A real estate agent, or listing agent, is typically the first person hired in connection with selling a home. The agent will advise you on “comps,” or the prices for which comparable homes sold, and help you to determine the price at which you will list your home. The agent may also advise you on marketing strategies such as staging your home or making repairs or other updates to improve your ability to sell at the highest possible price.
The seller’s agent will likely arrange for photographs of your home, and use those photos in marketing materials. The agent will then advertise your home in various places, including his or her firm’s website, local print, and online newspapers and online real estate listings. The agent is then responsible for showing your home to potential buyers, individually or at open houses.
Your agent will receive any offers from buyers, present the written offers to you, and negotiate with the buyers on your behalf on the basic terms of the deal. These terms include the price offered, whether closing is contingent on the buyers obtaining a mortgage, and any personal property to be included, or fixtures to be excluded, from the sale. Your broker will provide to potential buyers a one-page offer form, which varies from firm to firm, on which buyers will make their offer to purchase your home. Unlike in other states, the offer form is not a legal document and does not obligate the buyers to go through with the purchase.

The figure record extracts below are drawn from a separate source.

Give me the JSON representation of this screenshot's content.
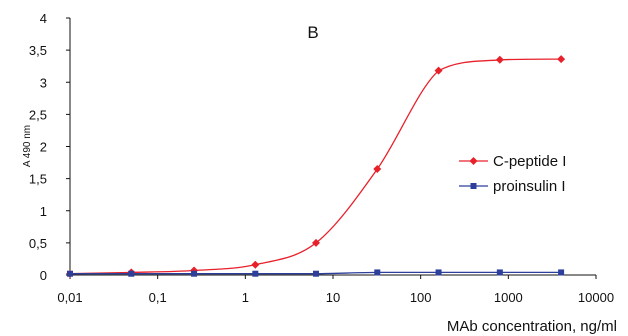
{
  "chart_data": {
    "type": "line",
    "title": "B",
    "xlabel": "MAb concentration, ng/ml",
    "ylabel": "A 490 nm",
    "x_scale": "log",
    "xlim": [
      0.01,
      10000
    ],
    "ylim": [
      0,
      4
    ],
    "x_ticks": [
      "0,01",
      "0,1",
      "1",
      "10",
      "100",
      "1000",
      "10000"
    ],
    "y_ticks": [
      "0",
      "0,5",
      "1",
      "1,5",
      "2",
      "2,5",
      "3",
      "3,5",
      "4"
    ],
    "grid": false,
    "legend_position": "right",
    "series": [
      {
        "name": "C-peptide I",
        "color": "#e8202a",
        "marker": "diamond",
        "x": [
          0.01,
          0.05,
          0.26,
          1.3,
          6.4,
          32,
          160,
          800,
          4000
        ],
        "y": [
          0.02,
          0.04,
          0.07,
          0.16,
          0.5,
          1.65,
          3.18,
          3.35,
          3.36
        ]
      },
      {
        "name": "proinsulin I",
        "color": "#2d3f9a",
        "marker": "square",
        "x": [
          0.01,
          0.05,
          0.26,
          1.3,
          6.4,
          32,
          160,
          800,
          4000
        ],
        "y": [
          0.02,
          0.02,
          0.02,
          0.02,
          0.02,
          0.04,
          0.04,
          0.04,
          0.04
        ]
      }
    ]
  }
}
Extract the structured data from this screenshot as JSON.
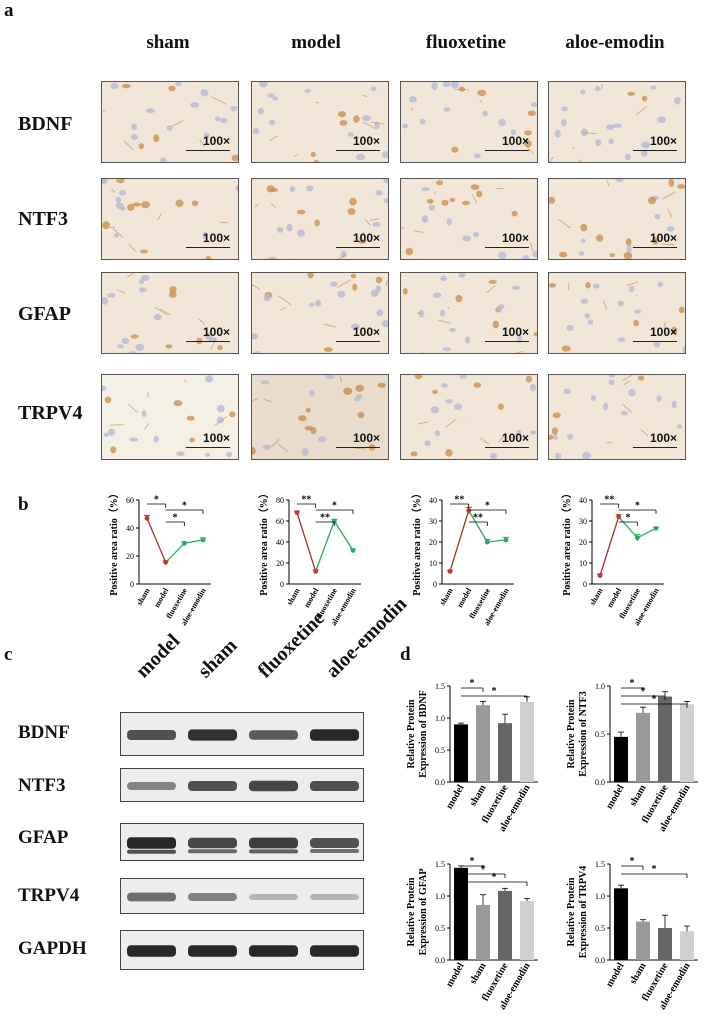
{
  "panel_labels": {
    "a": "a",
    "b": "b",
    "c": "c",
    "d": "d"
  },
  "ihc": {
    "columns": [
      "sham",
      "model",
      "fluoxetine",
      "aloe-emodin"
    ],
    "rows": [
      "BDNF",
      "NTF3",
      "GFAP",
      "TRPV4"
    ],
    "magnification": "100×"
  },
  "western_blot": {
    "lanes": [
      "model",
      "sham",
      "fluoxetine",
      "aloe-emodin"
    ],
    "rows": [
      "BDNF",
      "NTF3",
      "GFAP",
      "TRPV4",
      "GAPDH"
    ],
    "band_intensity": {
      "BDNF": [
        0.75,
        0.9,
        0.7,
        0.95
      ],
      "NTF3": [
        0.5,
        0.75,
        0.8,
        0.75
      ],
      "GFAP": [
        0.95,
        0.8,
        0.85,
        0.75
      ],
      "TRPV4": [
        0.6,
        0.5,
        0.25,
        0.25
      ],
      "GAPDH": [
        0.95,
        0.95,
        0.95,
        0.95
      ]
    }
  },
  "chart_data": [
    {
      "id": "b1",
      "type": "line",
      "categories": [
        "sham",
        "model",
        "fluoxetine",
        "aloe-emodin"
      ],
      "values": [
        47,
        15.5,
        29,
        31.5
      ],
      "errors": [
        2,
        1,
        1.2,
        1.5
      ],
      "ylabel": "Positive area ratio（%）",
      "ylim": [
        0,
        60
      ],
      "yticks": [
        0,
        20,
        40,
        60
      ],
      "colors": [
        "#c0392b",
        "#c0392b",
        "#27ae60",
        "#27ae60"
      ],
      "significance": [
        {
          "from": 0,
          "to": 1,
          "label": "*"
        },
        {
          "from": 1,
          "to": 2,
          "label": "*"
        },
        {
          "from": 1,
          "to": 3,
          "label": "*"
        }
      ]
    },
    {
      "id": "b2",
      "type": "line",
      "categories": [
        "sham",
        "model",
        "fluoxetine",
        "aloe-emodin"
      ],
      "values": [
        68,
        12,
        60,
        32
      ],
      "errors": [
        1.5,
        1.5,
        1.5,
        1.5
      ],
      "ylabel": "Positive area ratio（%）",
      "ylim": [
        0,
        80
      ],
      "yticks": [
        0,
        20,
        40,
        60,
        80
      ],
      "colors": [
        "#c0392b",
        "#c0392b",
        "#27ae60",
        "#27ae60"
      ],
      "significance": [
        {
          "from": 0,
          "to": 1,
          "label": "**"
        },
        {
          "from": 1,
          "to": 2,
          "label": "**"
        },
        {
          "from": 1,
          "to": 3,
          "label": "*"
        }
      ]
    },
    {
      "id": "b3",
      "type": "line",
      "categories": [
        "sham",
        "model",
        "fluoxetine",
        "aloe-emodin"
      ],
      "values": [
        6,
        35,
        20,
        21
      ],
      "errors": [
        0.5,
        1.5,
        1.2,
        1.2
      ],
      "ylabel": "Positive area ratio（%）",
      "ylim": [
        0,
        40
      ],
      "yticks": [
        0,
        10,
        20,
        30,
        40
      ],
      "colors": [
        "#c0392b",
        "#c0392b",
        "#27ae60",
        "#27ae60"
      ],
      "significance": [
        {
          "from": 0,
          "to": 1,
          "label": "**"
        },
        {
          "from": 1,
          "to": 2,
          "label": "**"
        },
        {
          "from": 1,
          "to": 3,
          "label": "*"
        }
      ]
    },
    {
      "id": "b4",
      "type": "line",
      "categories": [
        "sham",
        "model",
        "fluoxetine",
        "aloe-emodin"
      ],
      "values": [
        4,
        32,
        22,
        26.5
      ],
      "errors": [
        0.8,
        1,
        1.5,
        0.5
      ],
      "ylabel": "Positive area ratio（%）",
      "ylim": [
        0,
        40
      ],
      "yticks": [
        0,
        10,
        20,
        30,
        40
      ],
      "colors": [
        "#c0392b",
        "#c0392b",
        "#27ae60",
        "#27ae60"
      ],
      "significance": [
        {
          "from": 0,
          "to": 1,
          "label": "**"
        },
        {
          "from": 1,
          "to": 2,
          "label": "*"
        },
        {
          "from": 1,
          "to": 3,
          "label": "*"
        }
      ]
    },
    {
      "id": "d1",
      "type": "bar",
      "categories": [
        "model",
        "sham",
        "fluoxetine",
        "aloe-emodin"
      ],
      "values": [
        0.9,
        1.2,
        0.92,
        1.25
      ],
      "errors": [
        0.02,
        0.06,
        0.14,
        0.08
      ],
      "ylabel_lines": [
        "Relative Protein",
        "Expression of BDNF"
      ],
      "ylim": [
        0,
        1.5
      ],
      "yticks": [
        0.0,
        0.5,
        1.0,
        1.5
      ],
      "colors": [
        "#000000",
        "#999999",
        "#666666",
        "#d0d0d0"
      ],
      "significance": [
        {
          "from": 0,
          "to": 1,
          "label": "*"
        },
        {
          "from": 0,
          "to": 3,
          "label": "*"
        }
      ]
    },
    {
      "id": "d2",
      "type": "bar",
      "categories": [
        "model",
        "sham",
        "fluoxetine",
        "aloe-emodin"
      ],
      "values": [
        0.47,
        0.72,
        0.89,
        0.81
      ],
      "errors": [
        0.05,
        0.06,
        0.05,
        0.03
      ],
      "ylabel_lines": [
        "Relative Protein",
        "Expression of NTF3"
      ],
      "ylim": [
        0,
        1.0
      ],
      "yticks": [
        0.0,
        0.5,
        1.0
      ],
      "colors": [
        "#000000",
        "#999999",
        "#666666",
        "#d0d0d0"
      ],
      "significance": [
        {
          "from": 0,
          "to": 1,
          "label": "*"
        },
        {
          "from": 0,
          "to": 2,
          "label": "*"
        },
        {
          "from": 0,
          "to": 3,
          "label": "*"
        }
      ]
    },
    {
      "id": "d3",
      "type": "bar",
      "categories": [
        "model",
        "sham",
        "fluoxetine",
        "aloe-emodin"
      ],
      "values": [
        1.44,
        0.86,
        1.08,
        0.92
      ],
      "errors": [
        0.03,
        0.16,
        0.04,
        0.04
      ],
      "ylabel_lines": [
        "Relative Protein",
        "Expression of GFAP"
      ],
      "ylim": [
        0,
        1.5
      ],
      "yticks": [
        0.0,
        0.5,
        1.0,
        1.5
      ],
      "colors": [
        "#000000",
        "#999999",
        "#666666",
        "#d0d0d0"
      ],
      "significance": [
        {
          "from": 0,
          "to": 1,
          "label": "*"
        },
        {
          "from": 0,
          "to": 2,
          "label": "*"
        },
        {
          "from": 0,
          "to": 3,
          "label": "*"
        }
      ]
    },
    {
      "id": "d4",
      "type": "bar",
      "categories": [
        "model",
        "sham",
        "fluoxetine",
        "aloe-emodin"
      ],
      "values": [
        1.12,
        0.6,
        0.5,
        0.45
      ],
      "errors": [
        0.05,
        0.03,
        0.2,
        0.08
      ],
      "ylabel_lines": [
        "Relative Protein",
        "Expression of TRPV4"
      ],
      "ylim": [
        0,
        1.5
      ],
      "yticks": [
        0.0,
        0.5,
        1.0,
        1.5
      ],
      "colors": [
        "#000000",
        "#999999",
        "#666666",
        "#d0d0d0"
      ],
      "significance": [
        {
          "from": 0,
          "to": 1,
          "label": "*"
        },
        {
          "from": 0,
          "to": 3,
          "label": "*"
        }
      ]
    }
  ]
}
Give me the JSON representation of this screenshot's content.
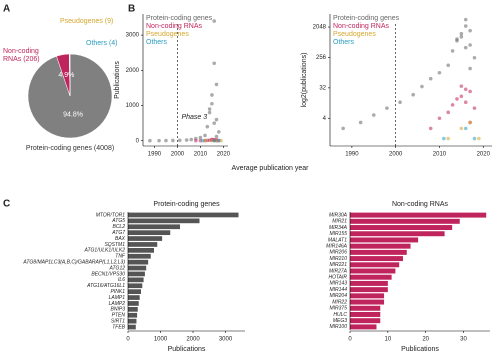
{
  "panel_labels": [
    "A",
    "B",
    "C"
  ],
  "chart_data": [
    {
      "type": "pie",
      "categories": [
        "Protein-coding genes (4008)",
        "Non-coding RNAs (206)",
        "Pseudogenes (9)",
        "Others (4)"
      ],
      "values": [
        94.8,
        4.9,
        0.2,
        0.1
      ],
      "value_labels": [
        "94.8%",
        "4.9%",
        null,
        null
      ],
      "colors": [
        "#808080",
        "#c0245c",
        "#d4a72c",
        "#2a9dc0"
      ]
    },
    {
      "type": "scatter",
      "xlabel": "Average publication year",
      "ylabel": "Publications",
      "xlim": [
        1985,
        2022
      ],
      "xticks": [
        1990,
        2000,
        2010,
        2020
      ],
      "ylim": [
        -150,
        3600
      ],
      "yticks": [
        0,
        1000,
        2000,
        3000
      ],
      "yscale": "linear",
      "vline": 2000,
      "annotation": "Phase 3",
      "legend": "top-left",
      "series": [
        {
          "name": "Protein-coding genes",
          "color": "#666666",
          "x": [
            1988,
            1992,
            1995,
            1998,
            2001,
            2004,
            2006,
            2008,
            2010,
            2012,
            2013,
            2014,
            2015,
            2016,
            2016,
            2017,
            2017,
            2018,
            2015,
            2014,
            2016,
            2017
          ],
          "values": [
            2,
            3,
            5,
            8,
            12,
            20,
            35,
            60,
            90,
            150,
            400,
            800,
            1300,
            3400,
            2200,
            1600,
            600,
            250,
            1050,
            900,
            500,
            120
          ]
        },
        {
          "name": "Non-coding RNAs",
          "color": "#c0245c",
          "x": [
            2008,
            2010,
            2012,
            2013,
            2014,
            2015,
            2016,
            2017,
            2018,
            2015,
            2016,
            2017
          ],
          "values": [
            2,
            4,
            6,
            10,
            15,
            36,
            29,
            25,
            8,
            18,
            12,
            3
          ]
        },
        {
          "name": "Pseudogenes",
          "color": "#d4a72c",
          "x": [
            2012,
            2015,
            2017,
            2019
          ],
          "values": [
            1,
            2,
            3,
            1
          ]
        },
        {
          "name": "Others",
          "color": "#2a9dc0",
          "x": [
            2011,
            2016,
            2018
          ],
          "values": [
            1,
            2,
            1
          ]
        }
      ]
    },
    {
      "type": "scatter",
      "ylabel": "log2(publications)",
      "xlim": [
        1985,
        2022
      ],
      "xticks": [
        1990,
        2000,
        2010,
        2020
      ],
      "ylim": [
        0.6,
        5000
      ],
      "yticks": [
        4,
        32,
        256,
        2048
      ],
      "yscale": "log",
      "vline": 2000,
      "legend": "top-left",
      "series": [
        {
          "name": "Protein-coding genes",
          "color": "#666666",
          "x": [
            1988,
            1992,
            1995,
            1998,
            2001,
            2004,
            2006,
            2008,
            2010,
            2012,
            2013,
            2014,
            2015,
            2016,
            2016,
            2017,
            2017,
            2018,
            2015,
            2014,
            2016,
            2017
          ],
          "values": [
            2,
            3,
            5,
            8,
            12,
            20,
            35,
            60,
            90,
            150,
            400,
            800,
            1300,
            3400,
            2200,
            1600,
            600,
            250,
            1050,
            900,
            500,
            120
          ]
        },
        {
          "name": "Non-coding RNAs",
          "color": "#c0245c",
          "x": [
            2008,
            2010,
            2012,
            2013,
            2014,
            2015,
            2016,
            2017,
            2018,
            2015,
            2016,
            2017
          ],
          "values": [
            2,
            4,
            6,
            10,
            15,
            36,
            29,
            25,
            8,
            18,
            12,
            3
          ]
        },
        {
          "name": "Pseudogenes",
          "color": "#d4a72c",
          "x": [
            2012,
            2015,
            2017,
            2019
          ],
          "values": [
            1,
            2,
            3,
            1
          ]
        },
        {
          "name": "Others",
          "color": "#2a9dc0",
          "x": [
            2011,
            2016,
            2018
          ],
          "values": [
            1,
            2,
            1
          ]
        }
      ]
    },
    {
      "type": "hbar",
      "title": "Protein-coding genes",
      "xlabel": "Publications",
      "color": "#555555",
      "xlim": [
        0,
        3600
      ],
      "xticks": [
        0,
        1000,
        2000,
        3000
      ],
      "categories": [
        "MTOR/TOR1",
        "ATG5",
        "BCL2",
        "ATG7",
        "BAX",
        "SQSTM1",
        "ATG1/ULK1/ULK2",
        "TNF",
        "ATG8/MAP1LC3(A,B,C)/GABARAP(L1,L2,L3)",
        "ATG12",
        "BECN1/VPS30",
        "IL6",
        "ATG16/ATG16L1",
        "PINK1",
        "LAMP1",
        "LAMP2",
        "BNIP3",
        "PTEN",
        "SIRT1",
        "TFEB"
      ],
      "values": [
        3400,
        2200,
        1600,
        1300,
        1050,
        900,
        800,
        700,
        620,
        560,
        520,
        480,
        440,
        400,
        360,
        330,
        300,
        280,
        260,
        240
      ]
    },
    {
      "type": "hbar",
      "title": "Non-coding RNAs",
      "xlabel": "Publications",
      "color": "#c0245c",
      "xlim": [
        0,
        37
      ],
      "xticks": [
        0,
        10,
        20,
        30
      ],
      "categories": [
        "MIR30A",
        "MIR21",
        "MIR34A",
        "MIR155",
        "MALAT1",
        "MIR146A",
        "MIR206",
        "MIR210",
        "MIR221",
        "MIR27A",
        "HOTAIR",
        "MIR143",
        "MIR144",
        "MIR204",
        "MIR22",
        "MIR375",
        "HULC",
        "MEG3",
        "MIR100"
      ],
      "values": [
        36,
        29,
        27,
        25,
        18,
        16,
        15,
        14,
        13,
        12,
        11,
        10,
        10,
        9,
        9,
        8,
        8,
        8,
        7
      ]
    }
  ]
}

Once you accept an offer, and the agent verbally communicates the acceptance to the buyers, your agent will prepare a term sheet and circulate it to your attorney and the buyers’ attorney. While your lawyer starts to prepare the contract, your agent will accompany the buyers’ home inspector when he or she inspects your home.
Going forward, your agent will also work with your lawyer to communicate with the buyers, negotiate any issues that arise in the drafting of the contract, and facilitate the scheduling of a closing.
Based on the term sheet that your agent prepared and conversations with you and your agent, your attorney will prepare the contract of sale. Most sellers’ attorneys start with a standardized form and then add a rider with additional terms to be negotiated with the buyers.
Once the attorneys have finalized the contract, you and the buyers will sign it, and the buyers will send your attorney a downpayment, which they may lose if they walk away from the deal without a reason contemplated by the contract. Typically, in New York State, the downpayment is for 10% of the purchase price, and your attorney will deposit this amount into an escrow account.
After the contract is signed, your attorney will need to do several things to prepare for a closing. First, the attorney will review the title report ordered by the buyers’ attorney to see if there are any issues that must be resolved before a closing. These may include liens or violations against the property. Second, your attorney will prepare all of the closing documents, including the deed and transfer tax returns. Third, your attorney will calculate the amounts owed at closing.
If you had a mortgage, your attorney will request a pay-off letter to determine the amount owed to your lender. Your attorney will also calculate the closing costs that you owe and proceeds owed to you by the buyers.
Finally, your attorney will represent you at the closing, advising you on the documents that you are signing and making sure that all payments are accurately made.